Ela contava esta história com muita freqüência, e às vezes era o pai
no lugar do padrasto, ou o vizinho, outras vezes o namorado - mudava os
protagonistas masculinos ao sabor do que lhe dava na veneta. Só a figura
da mãe, envolta numa névoa amarga, estava presente em todas as
narrativas. Era a mãe, de fato, o objeto do seu ódio.

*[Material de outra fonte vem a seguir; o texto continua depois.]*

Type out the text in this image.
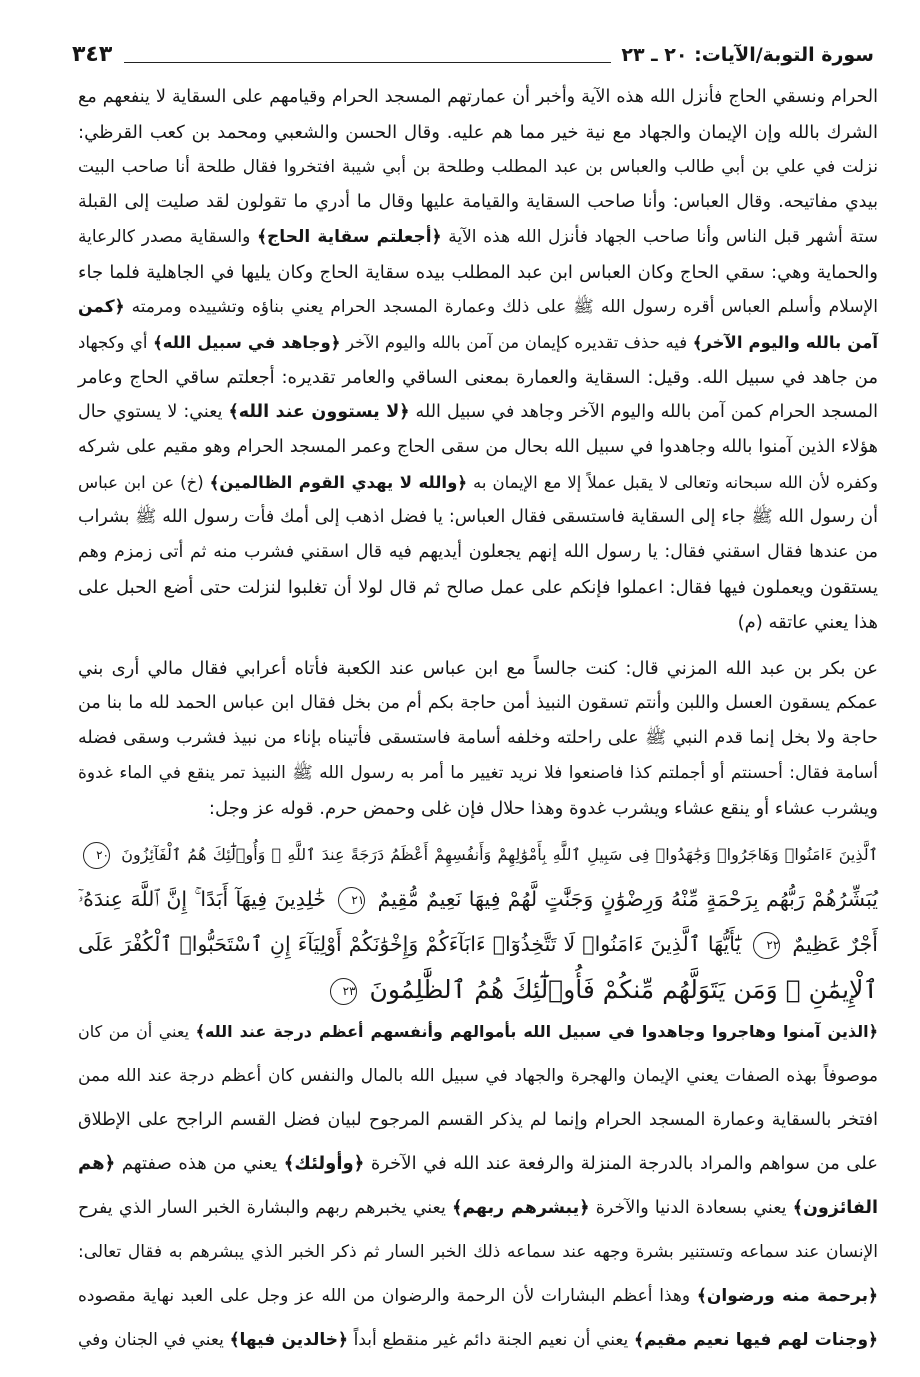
سورة التوبة/الآيات: ٢٠ ـ ٢٣
٣٤٣
الحرام ونسقي الحاج فأنزل الله هذه الآية وأخبر أن عمارتهم المسجد الحرام وقيامهم على السقاية لا ينفعهم مع
الشرك بالله وإن الإيمان والجهاد مع نية خير مما هم عليه. وقال الحسن والشعبي ومحمد بن كعب القرظي:
نزلت في علي بن أبي طالب والعباس بن عبد المطلب وطلحة بن أبي شيبة افتخروا فقال طلحة أنا صاحب البيت
بيدي مفاتيحه. وقال العباس: وأنا صاحب السقاية والقيامة عليها وقال ما أدري ما تقولون لقد صليت إلى القبلة
ستة أشهر قبل الناس وأنا صاحب الجهاد فأنزل الله هذه الآية ﴿أجعلتم سقاية الحاج﴾ والسقاية مصدر كالرعاية
والحماية وهي: سقي الحاج وكان العباس ابن عبد المطلب بيده سقاية الحاج وكان يليها في الجاهلية فلما جاء
الإسلام وأسلم العباس أقره رسول الله ﷺ على ذلك وعمارة المسجد الحرام يعني بناؤه وتشييده ومرمته ﴿كمن
آمن بالله واليوم الآخر﴾ فيه حذف تقديره كإيمان من آمن بالله واليوم الآخر ﴿وجاهد في سبيل الله﴾ أي وكجهاد
من جاهد في سبيل الله. وقيل: السقاية والعمارة بمعنى الساقي والعامر تقديره: أجعلتم ساقي الحاج وعامر
المسجد الحرام كمن آمن بالله واليوم الآخر وجاهد في سبيل الله ﴿لا يستوون عند الله﴾ يعني: لا يستوي حال
هؤلاء الذين آمنوا بالله وجاهدوا في سبيل الله بحال من سقى الحاج وعمر المسجد الحرام وهو مقيم على شركه
وكفره لأن الله سبحانه وتعالى لا يقبل عملاً إلا مع الإيمان به ﴿والله لا يهدي القوم الظالمين﴾ (خ) عن ابن عباس
أن رسول الله ﷺ جاء إلى السقاية فاستسقى فقال العباس: يا فضل اذهب إلى أمك فأت رسول الله ﷺ بشراب
من عندها فقال اسقني فقال: يا رسول الله إنهم يجعلون أيديهم فيه قال اسقني فشرب منه ثم أتى زمزم وهم
يستقون ويعملون فيها فقال: اعملوا فإنكم على عمل صالح ثم قال لولا أن تغلبوا لنزلت حتى أضع الحبل على
هذا يعني عاتقه (م)
عن بكر بن عبد الله المزني قال: كنت جالساً مع ابن عباس عند الكعبة فأتاه أعرابي فقال مالي أرى بني
عمكم يسقون العسل واللبن وأنتم تسقون النبيذ أمن حاجة بكم أم من بخل فقال ابن عباس الحمد لله ما بنا من
حاجة ولا بخل إنما قدم النبي ﷺ على راحلته وخلفه أسامة فاستسقى فأتيناه بإناء من نبيذ فشرب وسقى فضله
أسامة فقال: أحسنتم أو أجملتم كذا فاصنعوا فلا نريد تغيير ما أمر به رسول الله ﷺ النبيذ تمر ينقع في الماء غدوة
ويشرب عشاء أو ينقع عشاء ويشرب غدوة وهذا حلال فإن غلى وحمض حرم. قوله عز وجل:
ٱلَّذِينَ ءَامَنُوا۟ وَهَاجَرُوا۟ وَجَٰهَدُوا۟ فِى سَبِيلِ ٱللَّهِ بِأَمْوَٰلِهِمْ وَأَنفُسِهِمْ أَعْظَمُ دَرَجَةً عِندَ ٱللَّهِ ۚ وَأُو۟لَٰٓئِكَ هُمُ ٱلْفَآئِزُونَ ٢٠
يُبَشِّرُهُمْ رَبُّهُم بِرَحْمَةٍ مِّنْهُ وَرِضْوَٰنٍ وَجَنَّٰتٍ لَّهُمْ فِيهَا نَعِيمٌ مُّقِيمٌ ٢١ خَٰلِدِينَ فِيهَآ أَبَدًا ۚ إِنَّ ٱللَّهَ عِندَهُۥٓ
أَجْرٌ عَظِيمٌ ٢٢ يَٰٓأَيُّهَا ٱلَّذِينَ ءَامَنُوا۟ لَا تَتَّخِذُوٓا۟ ءَابَآءَكُمْ وَإِخْوَٰنَكُمْ أَوْلِيَآءَ إِنِ ٱسْتَحَبُّوا۟ ٱلْكُفْرَ عَلَى
ٱلْإِيمَٰنِ ۚ وَمَن يَتَوَلَّهُم مِّنكُمْ فَأُو۟لَٰٓئِكَ هُمُ ٱلظَّٰلِمُونَ ٢٣
﴿الذين آمنوا وهاجروا وجاهدوا في سبيل الله بأموالهم وأنفسهم أعظم درجة عند الله﴾ يعني أن من كان
موصوفاً بهذه الصفات يعني الإيمان والهجرة والجهاد في سبيل الله بالمال والنفس كان أعظم درجة عند الله ممن
افتخر بالسقاية وعمارة المسجد الحرام وإنما لم يذكر القسم المرجوح لبيان فضل القسم الراجح على الإطلاق
على من سواهم والمراد بالدرجة المنزلة والرفعة عند الله في الآخرة ﴿وأولئك﴾ يعني من هذه صفتهم ﴿هم
الفائزون﴾ يعني بسعادة الدنيا والآخرة ﴿يبشرهم ربهم﴾ يعني يخبرهم ربهم والبشارة الخبر السار الذي يفرح
الإنسان عند سماعه وتستنير بشرة وجهه عند سماعه ذلك الخبر السار ثم ذكر الخبر الذي يبشرهم به فقال تعالى:
﴿برحمة منه ورضوان﴾ وهذا أعظم البشارات لأن الرحمة والرضوان من الله عز وجل على العبد نهاية مقصوده
﴿وجنات لهم فيها نعيم مقيم﴾ يعني أن نعيم الجنة دائم غير منقطع أبداً ﴿خالدين فيها﴾ يعني في الجنان وفي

- Ainda vou ter essa mulher implorando o meu perdão, de joelhos –
falava. – Aí eu chuto bem a cara dela, vocês vão ver.1
Apesar da sua bagagem de dor e abandono, no entanto, ela se
divertia. Gostava da liberdade, das amigas, da festa interminável que
era a noite. A putaria tinha o seu lado bom, não era o monstro que todos
pintavam. Um trabalho que precisava ser feito, como dizia a patroa,
Linda, a dona do negócio.
- Eu curto – ela dizia. – Quanto mais homem numa noite, melhor. O
desejo, porra! Não sou dessas aí que pegam três e já reclamam de
cansaço. Elas só querem o dinheiro na moleza. Eu gosto mesmo é do
labirinto dos beijos, dos paus todos, das mãos que me jogam e me
batem e me apertam. Esse é o trabalho. O dinheiro, no fim, apenas
enfeita o que eu mais gosto de fazer.
- Se gosta mesmo, Maria, tem cliente novo na casa – falou a patroa.

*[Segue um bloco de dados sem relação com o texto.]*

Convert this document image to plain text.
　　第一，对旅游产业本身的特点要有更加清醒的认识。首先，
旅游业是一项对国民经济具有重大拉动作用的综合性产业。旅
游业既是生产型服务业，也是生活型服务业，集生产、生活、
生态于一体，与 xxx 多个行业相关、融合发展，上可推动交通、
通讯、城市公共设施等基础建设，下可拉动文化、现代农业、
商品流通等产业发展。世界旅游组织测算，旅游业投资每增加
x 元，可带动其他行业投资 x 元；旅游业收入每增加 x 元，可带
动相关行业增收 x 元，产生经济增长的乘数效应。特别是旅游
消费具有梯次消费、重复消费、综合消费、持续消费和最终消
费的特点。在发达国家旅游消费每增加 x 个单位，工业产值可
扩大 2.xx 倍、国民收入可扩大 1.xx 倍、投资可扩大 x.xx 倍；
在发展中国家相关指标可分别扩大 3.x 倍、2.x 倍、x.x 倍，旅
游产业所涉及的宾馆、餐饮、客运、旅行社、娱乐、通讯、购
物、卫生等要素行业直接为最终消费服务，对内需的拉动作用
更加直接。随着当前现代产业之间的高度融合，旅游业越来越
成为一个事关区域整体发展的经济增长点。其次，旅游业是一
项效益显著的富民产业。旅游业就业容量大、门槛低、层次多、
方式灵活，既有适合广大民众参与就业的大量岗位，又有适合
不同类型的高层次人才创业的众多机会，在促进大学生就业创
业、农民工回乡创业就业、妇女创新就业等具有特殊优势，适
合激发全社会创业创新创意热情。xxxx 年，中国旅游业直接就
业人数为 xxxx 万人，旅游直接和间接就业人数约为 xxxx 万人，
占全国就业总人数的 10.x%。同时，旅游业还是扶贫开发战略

– É aquele esquisitão ali.

Maria foi caminhando devagar em direção à salinha mal iluminada,


repleta de clientes e fumaça. O esquisitão? Qual deles? Todos ali eram
esquisitos, uns mais, outros menos. A conversa fiada de sempre, eles
posando de descolados, uma descontração que só existia ali. Lá fora
certamente eram homens sérios, responsáveis, respeitáveis pais de
família. Mas no puteiro não, eram todos ricos e devassos e bêbados,
tarados, maníacos em potencial. Esquisitões.
- Maria? – Gabriel perguntou.
Ela se sentou sem olhar pra ele, cruzou as pernas com naturalidade
estudada. Daí foi levantando os olhos devagar, o olhar percorrendo cada
centímetro do terno de linho um tanto fora de moda.

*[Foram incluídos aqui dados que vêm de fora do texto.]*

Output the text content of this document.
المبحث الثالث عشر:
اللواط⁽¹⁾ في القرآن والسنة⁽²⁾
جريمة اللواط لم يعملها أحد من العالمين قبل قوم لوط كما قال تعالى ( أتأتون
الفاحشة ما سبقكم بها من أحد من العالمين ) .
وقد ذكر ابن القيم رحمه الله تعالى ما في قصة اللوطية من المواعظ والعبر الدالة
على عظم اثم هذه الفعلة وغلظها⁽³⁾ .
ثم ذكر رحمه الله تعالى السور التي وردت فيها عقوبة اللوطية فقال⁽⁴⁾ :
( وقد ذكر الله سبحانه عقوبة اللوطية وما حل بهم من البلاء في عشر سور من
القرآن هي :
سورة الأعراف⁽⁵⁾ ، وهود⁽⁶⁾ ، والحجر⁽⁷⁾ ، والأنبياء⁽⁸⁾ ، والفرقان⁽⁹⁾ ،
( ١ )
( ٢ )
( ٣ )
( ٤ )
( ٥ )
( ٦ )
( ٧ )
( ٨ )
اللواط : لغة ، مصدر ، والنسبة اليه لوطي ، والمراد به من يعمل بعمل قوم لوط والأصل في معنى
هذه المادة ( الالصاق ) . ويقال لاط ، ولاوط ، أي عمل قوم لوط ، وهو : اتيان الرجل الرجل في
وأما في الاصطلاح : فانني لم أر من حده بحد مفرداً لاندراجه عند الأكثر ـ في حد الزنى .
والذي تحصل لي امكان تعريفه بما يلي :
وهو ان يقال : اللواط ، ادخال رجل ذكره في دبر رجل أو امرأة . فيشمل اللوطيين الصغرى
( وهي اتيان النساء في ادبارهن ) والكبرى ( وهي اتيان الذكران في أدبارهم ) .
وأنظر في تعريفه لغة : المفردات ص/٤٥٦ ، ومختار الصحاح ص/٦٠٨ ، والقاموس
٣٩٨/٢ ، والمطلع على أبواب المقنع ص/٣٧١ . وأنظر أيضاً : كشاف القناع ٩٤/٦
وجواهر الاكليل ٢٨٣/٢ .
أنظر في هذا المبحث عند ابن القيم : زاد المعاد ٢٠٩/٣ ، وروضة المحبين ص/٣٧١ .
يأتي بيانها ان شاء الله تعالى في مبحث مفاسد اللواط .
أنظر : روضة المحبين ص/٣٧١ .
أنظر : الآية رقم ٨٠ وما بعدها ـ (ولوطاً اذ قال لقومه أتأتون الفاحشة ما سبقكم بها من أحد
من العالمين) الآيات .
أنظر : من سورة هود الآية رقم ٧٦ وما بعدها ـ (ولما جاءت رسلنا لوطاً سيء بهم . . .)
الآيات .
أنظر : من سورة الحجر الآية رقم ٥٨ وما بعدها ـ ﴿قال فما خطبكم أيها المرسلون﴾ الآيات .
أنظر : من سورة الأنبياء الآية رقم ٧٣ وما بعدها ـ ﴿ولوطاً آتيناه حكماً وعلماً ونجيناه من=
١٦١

- Você tá ridículo com essa roupinha aí – ela disse enfim, e exibiu o
sorriso. – Muito prazer.
Gabriel sorriu de volta, sentou também.
- Eu precisava compor um personagem – ele falou. – Essa coisa de
malandragem me pareceu apropriada.
- Pros anos 30, 40, talvez. Estamos no século XXI, meu amigo. A
malandragem hoje não veste mais ternos de linho branco, nem usa
panamá. Onde é que você esteve vivendo nos últimos anos?
- Você não acreditaria se eu contasse.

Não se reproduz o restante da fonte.